On Thu, 15 Oct 2009, Máirín Duffy wrote:
Seth, I understand your argument, and I do understand visioning Fedora to be
a proving ground for leading technology. However, I don't believe
'leading-edge' is mutually exclusive with 'usable.' There's a spectrum within
leading-edge where it's too unstable to be usable v. leading edge at just the
right sweet spot / pace that it's still functional. Couldn't we aim for the
latter?
We have to AIM at all, first. That's what this discussion has been about.
You can't aim for something without know what the target is. And your aim
improves if you can distinguish the target from the background and other
tangential items.
What's the point of being leading-edge if it's so hard to use that nobody can
actually check it out, learn from it, appreciate it? It's like a shopkeeper
opening up a shop with amazing unique products, but keeping erratic and
unposted hours, yet somehow expecting to have happy loyal customers and to
make a profit. She'll have a limited population of extremely loyal customers,
but feel frustrated that she seems unable to expand. Is that where Fedora is
today?
I suspect fedora is like a shop filled with a hodgepodge of goods where
and a title on the outside that says 'STUFF!' and no one knows WHY to go
inside, let alone what they'll find when they get in there.
I don't go into random knick-knack shops looking for shoes or food. I go
to shoe stores or restaurants (respectively).
What should the sign above fedora say? Programs! Software! ?
I have a bachelor's degree in computer science, a master's degree in
human-computer interaction, and I have been using Linux since I was in high
school. I love technology - many women are addicted to shoe-shopping, but I'm
instead addicted to shopping new electronic gadgets. Software freedom is
essentially my religion, and I've reserved a big chunk of my heart and soul
for Fedora.
I don't think anyone here has ever questioned your cred. :)
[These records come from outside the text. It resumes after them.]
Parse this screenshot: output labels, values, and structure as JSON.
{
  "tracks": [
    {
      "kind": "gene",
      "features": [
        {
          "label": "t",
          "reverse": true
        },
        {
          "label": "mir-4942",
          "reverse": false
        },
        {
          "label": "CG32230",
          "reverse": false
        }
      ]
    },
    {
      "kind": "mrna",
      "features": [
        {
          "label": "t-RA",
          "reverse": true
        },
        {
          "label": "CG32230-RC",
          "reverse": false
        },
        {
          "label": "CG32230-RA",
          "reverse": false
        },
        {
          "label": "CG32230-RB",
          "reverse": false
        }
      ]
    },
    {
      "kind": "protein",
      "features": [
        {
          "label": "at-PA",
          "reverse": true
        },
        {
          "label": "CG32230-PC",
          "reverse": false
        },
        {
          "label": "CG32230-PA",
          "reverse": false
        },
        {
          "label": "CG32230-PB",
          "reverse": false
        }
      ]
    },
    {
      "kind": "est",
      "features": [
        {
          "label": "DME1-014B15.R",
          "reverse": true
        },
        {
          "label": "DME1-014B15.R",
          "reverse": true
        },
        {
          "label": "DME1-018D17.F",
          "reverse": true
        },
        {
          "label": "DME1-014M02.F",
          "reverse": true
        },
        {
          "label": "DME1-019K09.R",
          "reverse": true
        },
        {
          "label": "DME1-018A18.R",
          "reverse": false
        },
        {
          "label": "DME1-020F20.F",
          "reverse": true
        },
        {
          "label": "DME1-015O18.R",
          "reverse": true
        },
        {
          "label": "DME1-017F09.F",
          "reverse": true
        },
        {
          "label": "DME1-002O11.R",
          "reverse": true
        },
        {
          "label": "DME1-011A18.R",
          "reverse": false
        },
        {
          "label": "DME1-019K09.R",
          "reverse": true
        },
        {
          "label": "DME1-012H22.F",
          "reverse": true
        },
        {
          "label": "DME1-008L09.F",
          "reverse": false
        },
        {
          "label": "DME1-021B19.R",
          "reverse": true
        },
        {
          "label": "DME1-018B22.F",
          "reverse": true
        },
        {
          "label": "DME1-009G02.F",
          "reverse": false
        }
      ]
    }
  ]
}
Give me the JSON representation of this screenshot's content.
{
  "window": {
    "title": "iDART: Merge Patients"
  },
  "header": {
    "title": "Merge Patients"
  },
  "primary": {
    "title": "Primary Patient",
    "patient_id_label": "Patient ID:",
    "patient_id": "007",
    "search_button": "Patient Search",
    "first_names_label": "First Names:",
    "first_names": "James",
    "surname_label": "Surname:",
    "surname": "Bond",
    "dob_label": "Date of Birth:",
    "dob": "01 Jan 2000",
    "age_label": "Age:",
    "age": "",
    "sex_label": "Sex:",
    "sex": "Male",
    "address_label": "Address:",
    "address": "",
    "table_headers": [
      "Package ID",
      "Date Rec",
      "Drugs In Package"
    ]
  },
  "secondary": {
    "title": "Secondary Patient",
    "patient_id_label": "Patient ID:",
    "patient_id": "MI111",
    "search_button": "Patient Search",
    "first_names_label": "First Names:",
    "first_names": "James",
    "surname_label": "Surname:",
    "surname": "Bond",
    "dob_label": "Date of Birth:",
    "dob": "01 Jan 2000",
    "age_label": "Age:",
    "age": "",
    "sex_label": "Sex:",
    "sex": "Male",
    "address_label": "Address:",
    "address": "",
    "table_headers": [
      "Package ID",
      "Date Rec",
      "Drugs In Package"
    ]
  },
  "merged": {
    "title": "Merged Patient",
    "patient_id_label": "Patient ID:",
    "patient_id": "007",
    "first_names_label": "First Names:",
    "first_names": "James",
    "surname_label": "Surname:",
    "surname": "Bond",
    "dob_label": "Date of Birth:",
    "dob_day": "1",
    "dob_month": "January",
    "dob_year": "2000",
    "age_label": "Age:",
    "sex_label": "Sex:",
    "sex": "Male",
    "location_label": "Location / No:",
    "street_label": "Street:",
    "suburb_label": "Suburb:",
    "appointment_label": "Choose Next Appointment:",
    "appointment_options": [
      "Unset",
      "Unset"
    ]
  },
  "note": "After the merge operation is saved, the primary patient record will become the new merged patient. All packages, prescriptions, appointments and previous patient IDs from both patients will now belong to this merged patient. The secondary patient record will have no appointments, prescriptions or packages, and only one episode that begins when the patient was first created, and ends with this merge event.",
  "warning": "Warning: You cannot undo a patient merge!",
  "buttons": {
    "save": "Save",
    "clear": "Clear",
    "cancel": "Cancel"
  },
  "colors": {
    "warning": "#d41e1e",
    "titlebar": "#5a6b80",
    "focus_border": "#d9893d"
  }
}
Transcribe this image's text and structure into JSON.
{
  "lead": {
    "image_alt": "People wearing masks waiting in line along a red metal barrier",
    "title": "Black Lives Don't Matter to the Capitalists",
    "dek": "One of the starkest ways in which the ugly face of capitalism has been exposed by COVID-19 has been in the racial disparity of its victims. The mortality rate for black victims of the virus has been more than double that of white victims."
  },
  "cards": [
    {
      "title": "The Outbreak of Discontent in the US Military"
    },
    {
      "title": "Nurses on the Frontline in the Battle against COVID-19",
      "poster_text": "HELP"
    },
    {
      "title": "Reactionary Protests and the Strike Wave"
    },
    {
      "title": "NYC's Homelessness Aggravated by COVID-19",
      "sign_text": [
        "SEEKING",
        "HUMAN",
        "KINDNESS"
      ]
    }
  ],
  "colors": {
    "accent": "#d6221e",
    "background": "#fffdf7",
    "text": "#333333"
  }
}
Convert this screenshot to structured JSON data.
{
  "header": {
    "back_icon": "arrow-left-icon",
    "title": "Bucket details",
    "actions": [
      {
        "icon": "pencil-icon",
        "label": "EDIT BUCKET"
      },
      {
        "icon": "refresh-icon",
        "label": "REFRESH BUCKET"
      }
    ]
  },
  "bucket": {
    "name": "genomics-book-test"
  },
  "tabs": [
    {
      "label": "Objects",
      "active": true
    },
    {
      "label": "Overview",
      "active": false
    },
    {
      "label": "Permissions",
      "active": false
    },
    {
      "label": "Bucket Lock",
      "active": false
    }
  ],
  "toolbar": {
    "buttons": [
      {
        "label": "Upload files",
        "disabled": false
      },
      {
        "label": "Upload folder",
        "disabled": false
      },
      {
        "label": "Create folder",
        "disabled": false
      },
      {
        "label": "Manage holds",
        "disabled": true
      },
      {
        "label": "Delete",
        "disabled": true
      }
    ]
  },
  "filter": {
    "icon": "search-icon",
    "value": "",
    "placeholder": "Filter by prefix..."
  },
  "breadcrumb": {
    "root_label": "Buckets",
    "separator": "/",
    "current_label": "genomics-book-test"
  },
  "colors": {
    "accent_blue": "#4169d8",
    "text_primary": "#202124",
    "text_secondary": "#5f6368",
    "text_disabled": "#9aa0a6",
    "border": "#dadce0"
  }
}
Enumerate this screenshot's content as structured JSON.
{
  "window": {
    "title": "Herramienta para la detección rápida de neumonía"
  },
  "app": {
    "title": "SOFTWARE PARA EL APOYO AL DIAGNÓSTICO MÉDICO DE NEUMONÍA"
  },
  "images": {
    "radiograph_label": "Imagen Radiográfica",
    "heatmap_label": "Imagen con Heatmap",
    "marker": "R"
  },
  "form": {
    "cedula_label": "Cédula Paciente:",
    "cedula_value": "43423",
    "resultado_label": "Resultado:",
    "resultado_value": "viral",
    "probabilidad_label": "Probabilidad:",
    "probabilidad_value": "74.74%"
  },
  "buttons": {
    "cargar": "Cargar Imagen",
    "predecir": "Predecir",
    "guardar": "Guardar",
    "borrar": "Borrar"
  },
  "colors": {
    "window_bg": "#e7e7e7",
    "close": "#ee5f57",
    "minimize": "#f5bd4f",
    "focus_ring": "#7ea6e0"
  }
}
Yet I am NOT happy to live with the scenario described in the postscript
below. If *I* have a hard time dealing with it, how do we expect people who
aren't total Fedora groupies and religious about free software to deal?
And I think the point that Mike and I have been making on this list is
that given the claimed goals of fedora we shouldn't expect people who are
not religious about free software and heavily involved to get ANYTHING out
of fedora.
In short we have a choice:
1. change the goals of fedora
OR
2. tell people we are intending for a small segment of the over
population and those folks who are not in that segment and/or are not
interested in becoming a member of that segment are NOT in the righr
place.
We don't get it both ways.
p.s. I use Fedora 11, not rawhide. While I was typing this email, my battery
reached 3% capacity and gnome-power-manager prompted me to plug in my AC
adapter. Instead of charging the battery, which certainly had enough juice
for me to continue on (10 unplugged minutes left), plugging in the AC adapter
triggered the machine to go into suspend. I was interrupted for 5+
blood-rising minutes while I waited for the machine to go into suspend,
waited for it to settle, then hit a key to prompt it to come back. Then I had
to attempt 6 or 7 times to get the fingerprint reader to unlock the
screensaver dialog because GNOME screensaver doesn't let me type in my
password with fingerprint enabled. I then had to re-connect my network, type
in my keyring password, and re-connect to my VPN. Finally I was able to get
back to this email.
Note this is F11, and F11 is supposed to be a stable Fedora release. If my
machine didn't play well with suspend (it occasionally crashes while
suspending and never comes back), I would have lost all of my open work on
this machine just now.
This is maybe the 10th time this suspend scenario has happened to me with
gnome-power-manager in the past month or so. I've lost quite a bit of work
due to it. What can I do? I am powerless except to train myself to always
keep my laptop plugged in (not great for my battery), and when I can't and my
power runs low, I must drop everything I am doing, save ALL of my work, shut
the computer down, plug it in, and then turn it back on.
I don't necessarily think we need to have everything perfect and stable. But
we don't want to abuse people, making them feel completely powerless over
their computer. I think it would be worth brainstorming ways we can empower
our users to deal with these types of problems.
my short answer to this is easy:
newest != stable.
Think back to RHL days. Remember the 'avoid the .0' strategy that A LOT
of people adopted?
Every fedora release is more or less a .0. THAT IS BY DESIGN OF OUR GOALS.
If we want to change fedora we have to think about those goals.